1 Cavity wall insulation
Cavity wall insulation, to fill the gap between the inner and outer layers of external walls with an insulating material, reduces heat loss. The insulation material is pumped into the gap through small holes that are drilled into the outer walls, and the holes are made good afterwards. As specialist machinery is used to fill the cavity, a professional installation company should carry out this work, and they should carry out a thorough survey before commencing work to be sure that this type of insulation is right for this home. They should also provide a guarantee for the work and handle any building control issues. Further information can be obtained from National Cavity Insulation Association (http://dubois.vital.co.uk/database/ceed/cavity.html).

2 Low energy lighting
Replacement of traditional light bulbs with energy saving recommended ones will reduce lighting costs over the lifetime of the bulb, and they last up to 12 times longer than ordinary light bulbs. Also consider selecting low energy light fittings when redecorating; contact the Lighting Association for your nearest stockist of Domestic Energy Efficient Lighting Scheme fittings.

Higher cost measures (typically over £500 each)

3 Cylinder thermostat
A hot water cylinder thermostat enables the boiler to switch off when the water in the cylinder reaches the required temperature; this minimises the amount of energy that is used and lowers fuel bills. The thermostat is temperature sensor that sends a signal to the boiler when the required temperature is reached. To be fully effective it needs to be sited in the correct position and hard wired in place, so it should be installed by a competent plumber or heating engineer.

4 Band A condensing boiler
A condensing boiler is capable of much higher efficiencies than other types of boiler, meaning it will burn less fuel to heat this property. This improvement is most appropriate when the existing central heating boiler needs repair or replacement, but there may be exceptional circumstances making this impractical.
Condensing boilers need a drain for the condensate which limits their location; remember this when considering remodelling the room containing the existing boiler even if the latter is to be retained for the time being (for example a kitchen makeover). Building Regulations apply to this work, so your local authority building control department should be informed, unless the installer is registered with a competent persons scheme¹ , and can therefore self-certify the work for Building Regulation compliance. Ask a qualified heating engineer to explain the options.

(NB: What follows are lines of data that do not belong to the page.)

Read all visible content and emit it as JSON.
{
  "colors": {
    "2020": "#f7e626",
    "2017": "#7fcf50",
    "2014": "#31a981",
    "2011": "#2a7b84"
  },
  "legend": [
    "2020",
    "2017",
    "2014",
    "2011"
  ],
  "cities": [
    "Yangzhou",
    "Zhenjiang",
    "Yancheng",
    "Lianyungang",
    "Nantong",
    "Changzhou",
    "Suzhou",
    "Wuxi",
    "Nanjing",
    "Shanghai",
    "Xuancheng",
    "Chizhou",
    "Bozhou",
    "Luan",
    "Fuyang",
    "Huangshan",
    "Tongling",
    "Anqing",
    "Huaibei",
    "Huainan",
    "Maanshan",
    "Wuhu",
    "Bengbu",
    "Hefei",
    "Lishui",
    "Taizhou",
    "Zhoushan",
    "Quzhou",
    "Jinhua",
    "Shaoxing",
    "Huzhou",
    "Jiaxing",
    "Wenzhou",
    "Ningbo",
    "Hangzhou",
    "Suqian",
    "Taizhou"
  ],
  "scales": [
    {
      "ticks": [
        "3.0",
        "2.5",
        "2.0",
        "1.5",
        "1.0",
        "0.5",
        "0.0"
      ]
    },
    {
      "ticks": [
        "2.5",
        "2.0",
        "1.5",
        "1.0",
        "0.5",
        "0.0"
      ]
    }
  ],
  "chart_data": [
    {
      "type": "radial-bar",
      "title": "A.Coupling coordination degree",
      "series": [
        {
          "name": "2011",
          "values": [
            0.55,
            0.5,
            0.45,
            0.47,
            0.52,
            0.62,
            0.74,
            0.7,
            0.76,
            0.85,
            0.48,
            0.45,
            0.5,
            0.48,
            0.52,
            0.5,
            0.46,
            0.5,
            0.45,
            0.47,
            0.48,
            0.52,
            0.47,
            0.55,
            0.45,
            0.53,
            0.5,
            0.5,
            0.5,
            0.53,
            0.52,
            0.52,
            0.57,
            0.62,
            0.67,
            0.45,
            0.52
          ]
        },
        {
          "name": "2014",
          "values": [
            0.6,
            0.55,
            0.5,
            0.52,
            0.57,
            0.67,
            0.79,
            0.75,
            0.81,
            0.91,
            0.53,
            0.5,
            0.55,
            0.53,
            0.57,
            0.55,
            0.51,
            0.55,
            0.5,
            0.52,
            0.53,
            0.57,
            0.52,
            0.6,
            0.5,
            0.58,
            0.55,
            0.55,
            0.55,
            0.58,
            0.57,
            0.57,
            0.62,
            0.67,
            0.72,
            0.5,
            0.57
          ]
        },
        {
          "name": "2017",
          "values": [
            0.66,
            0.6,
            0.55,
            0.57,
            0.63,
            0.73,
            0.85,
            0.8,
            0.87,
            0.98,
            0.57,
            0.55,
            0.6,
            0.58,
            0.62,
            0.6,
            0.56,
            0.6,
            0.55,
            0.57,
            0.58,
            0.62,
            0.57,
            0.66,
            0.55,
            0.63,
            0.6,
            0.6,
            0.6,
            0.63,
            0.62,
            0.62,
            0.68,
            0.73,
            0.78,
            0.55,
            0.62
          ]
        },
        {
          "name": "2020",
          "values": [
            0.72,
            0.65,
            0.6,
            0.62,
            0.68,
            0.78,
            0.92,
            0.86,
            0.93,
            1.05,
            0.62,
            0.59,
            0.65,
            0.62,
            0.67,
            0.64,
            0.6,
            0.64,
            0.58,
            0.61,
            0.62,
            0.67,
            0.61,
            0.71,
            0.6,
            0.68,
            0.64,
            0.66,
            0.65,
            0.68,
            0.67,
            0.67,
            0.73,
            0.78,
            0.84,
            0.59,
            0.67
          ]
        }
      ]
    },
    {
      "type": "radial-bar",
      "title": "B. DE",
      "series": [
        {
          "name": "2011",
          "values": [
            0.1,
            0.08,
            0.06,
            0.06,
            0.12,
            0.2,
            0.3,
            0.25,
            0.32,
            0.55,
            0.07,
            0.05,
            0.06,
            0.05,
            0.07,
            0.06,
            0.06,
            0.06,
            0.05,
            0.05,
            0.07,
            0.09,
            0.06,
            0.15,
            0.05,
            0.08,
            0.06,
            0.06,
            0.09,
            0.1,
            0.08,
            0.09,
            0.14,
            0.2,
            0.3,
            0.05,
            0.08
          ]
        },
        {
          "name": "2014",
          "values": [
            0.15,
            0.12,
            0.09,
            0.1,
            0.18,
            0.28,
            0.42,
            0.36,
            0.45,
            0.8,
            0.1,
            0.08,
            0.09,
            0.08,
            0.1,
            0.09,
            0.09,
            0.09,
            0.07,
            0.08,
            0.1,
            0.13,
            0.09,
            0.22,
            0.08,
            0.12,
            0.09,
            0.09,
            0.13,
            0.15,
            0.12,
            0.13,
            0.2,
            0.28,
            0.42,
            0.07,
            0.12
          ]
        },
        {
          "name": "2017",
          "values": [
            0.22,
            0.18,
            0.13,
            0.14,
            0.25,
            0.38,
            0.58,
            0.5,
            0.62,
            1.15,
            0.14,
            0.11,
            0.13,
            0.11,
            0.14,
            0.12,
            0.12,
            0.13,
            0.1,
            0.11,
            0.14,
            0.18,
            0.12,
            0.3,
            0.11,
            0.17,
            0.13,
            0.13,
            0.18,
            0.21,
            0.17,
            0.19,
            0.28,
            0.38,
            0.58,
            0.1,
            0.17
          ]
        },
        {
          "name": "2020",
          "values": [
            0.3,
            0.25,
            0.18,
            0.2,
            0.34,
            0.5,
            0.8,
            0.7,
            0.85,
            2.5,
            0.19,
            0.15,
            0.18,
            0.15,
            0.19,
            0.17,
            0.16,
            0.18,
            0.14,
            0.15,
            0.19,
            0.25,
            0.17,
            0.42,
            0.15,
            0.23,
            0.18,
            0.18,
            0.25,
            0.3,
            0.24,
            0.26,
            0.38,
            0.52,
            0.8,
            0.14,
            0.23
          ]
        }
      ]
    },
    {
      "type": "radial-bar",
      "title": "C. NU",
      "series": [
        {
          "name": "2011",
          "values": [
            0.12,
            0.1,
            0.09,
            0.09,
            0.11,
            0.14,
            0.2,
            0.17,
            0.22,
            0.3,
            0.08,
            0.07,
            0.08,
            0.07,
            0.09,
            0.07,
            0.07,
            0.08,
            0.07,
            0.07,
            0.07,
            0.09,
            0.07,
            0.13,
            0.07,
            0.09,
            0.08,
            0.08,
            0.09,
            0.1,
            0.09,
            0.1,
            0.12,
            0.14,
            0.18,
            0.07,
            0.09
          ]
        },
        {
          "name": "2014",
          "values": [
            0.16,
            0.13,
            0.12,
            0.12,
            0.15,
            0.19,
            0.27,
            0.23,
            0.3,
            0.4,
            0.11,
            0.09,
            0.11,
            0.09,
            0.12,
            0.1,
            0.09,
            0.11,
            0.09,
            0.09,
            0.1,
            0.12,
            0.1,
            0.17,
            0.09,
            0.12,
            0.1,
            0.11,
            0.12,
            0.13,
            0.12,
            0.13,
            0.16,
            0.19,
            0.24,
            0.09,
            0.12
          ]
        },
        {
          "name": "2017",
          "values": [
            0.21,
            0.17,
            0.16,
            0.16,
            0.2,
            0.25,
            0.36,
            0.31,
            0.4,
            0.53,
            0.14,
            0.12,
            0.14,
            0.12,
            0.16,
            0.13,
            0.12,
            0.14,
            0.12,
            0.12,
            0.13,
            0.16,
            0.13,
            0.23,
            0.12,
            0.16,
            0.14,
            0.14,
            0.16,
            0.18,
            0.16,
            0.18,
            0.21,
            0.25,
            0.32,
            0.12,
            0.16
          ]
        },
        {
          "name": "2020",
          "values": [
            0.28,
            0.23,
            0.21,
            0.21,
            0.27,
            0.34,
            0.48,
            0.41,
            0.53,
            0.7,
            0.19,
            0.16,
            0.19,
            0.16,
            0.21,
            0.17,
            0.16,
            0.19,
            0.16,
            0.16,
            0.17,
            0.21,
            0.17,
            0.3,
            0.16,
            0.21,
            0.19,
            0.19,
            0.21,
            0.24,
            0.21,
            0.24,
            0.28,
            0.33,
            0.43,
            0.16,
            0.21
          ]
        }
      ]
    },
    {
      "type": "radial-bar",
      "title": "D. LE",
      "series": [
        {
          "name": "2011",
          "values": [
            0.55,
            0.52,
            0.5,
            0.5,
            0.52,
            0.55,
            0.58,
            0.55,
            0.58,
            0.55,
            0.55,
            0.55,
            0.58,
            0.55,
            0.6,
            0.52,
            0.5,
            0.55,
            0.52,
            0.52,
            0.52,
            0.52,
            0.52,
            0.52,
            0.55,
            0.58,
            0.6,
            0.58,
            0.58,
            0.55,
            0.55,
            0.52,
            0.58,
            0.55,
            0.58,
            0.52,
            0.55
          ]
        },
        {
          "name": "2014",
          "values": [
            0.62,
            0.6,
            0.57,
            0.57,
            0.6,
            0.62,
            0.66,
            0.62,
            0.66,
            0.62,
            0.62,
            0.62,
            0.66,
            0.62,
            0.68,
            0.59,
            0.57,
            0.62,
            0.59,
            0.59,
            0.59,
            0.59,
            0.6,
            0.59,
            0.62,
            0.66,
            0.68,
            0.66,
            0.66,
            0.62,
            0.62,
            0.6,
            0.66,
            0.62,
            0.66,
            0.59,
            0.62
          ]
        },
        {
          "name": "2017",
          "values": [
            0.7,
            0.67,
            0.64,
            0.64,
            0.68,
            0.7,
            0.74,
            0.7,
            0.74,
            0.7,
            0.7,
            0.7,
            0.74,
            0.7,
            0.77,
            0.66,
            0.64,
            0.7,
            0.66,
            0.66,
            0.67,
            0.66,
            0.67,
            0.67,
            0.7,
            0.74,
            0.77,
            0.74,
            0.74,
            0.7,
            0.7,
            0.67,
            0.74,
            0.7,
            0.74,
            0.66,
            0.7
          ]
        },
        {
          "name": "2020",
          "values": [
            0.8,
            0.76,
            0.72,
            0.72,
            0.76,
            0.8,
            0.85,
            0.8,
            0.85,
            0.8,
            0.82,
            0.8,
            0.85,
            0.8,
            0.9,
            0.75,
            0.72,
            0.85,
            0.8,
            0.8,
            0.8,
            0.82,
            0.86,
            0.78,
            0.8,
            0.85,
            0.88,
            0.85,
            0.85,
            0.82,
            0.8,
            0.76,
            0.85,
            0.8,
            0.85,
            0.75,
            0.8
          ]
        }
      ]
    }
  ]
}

About the further measures to achieve even higher standards

Further measures that could deliver even higher standards for this home.

5 Double glazing
Double glazing is the term given to a system where two panes of glass are made up into a sealed unit.
Replacing existing single-glazed windows with double glazing will improve comfort in the home by reducing draughts and cold spots near windows. Double-glazed windows may also reduce noise, improve security and combat problems with condensation. Building Regulations apply to this work, so either use a contractor who is registered with a competent persons scheme1 or obtain advice from your local authority building control department.

6 Solar photovoltaics (PV) panels
A solar PV system is one which converts light directly into electricity via panels placed on the roof with no waste and no emissions. This electricity is used throughout the home in the same way as the electricity purchased from an energy supplier. The Solar Trade Association has up-to-date information on local installers who are qualified electricians and any grant that may be available. . Planning restrictions may apply in certain neighbourhoods and you should check this with the local authority. Building Regulations apply to this work, so your local authority building control department should be informed, unless the installer is registered with a competent persons scheme¹ , and can therefore self-certify the work for Building Regulation compliance. Ask a suitably qualified electrician to explain the options.

¹ For information on competent persons schemes enter "existing competent person schemes" into an internet search engine or contact your local Energy Saving Trust advice centre on 0800 512 012.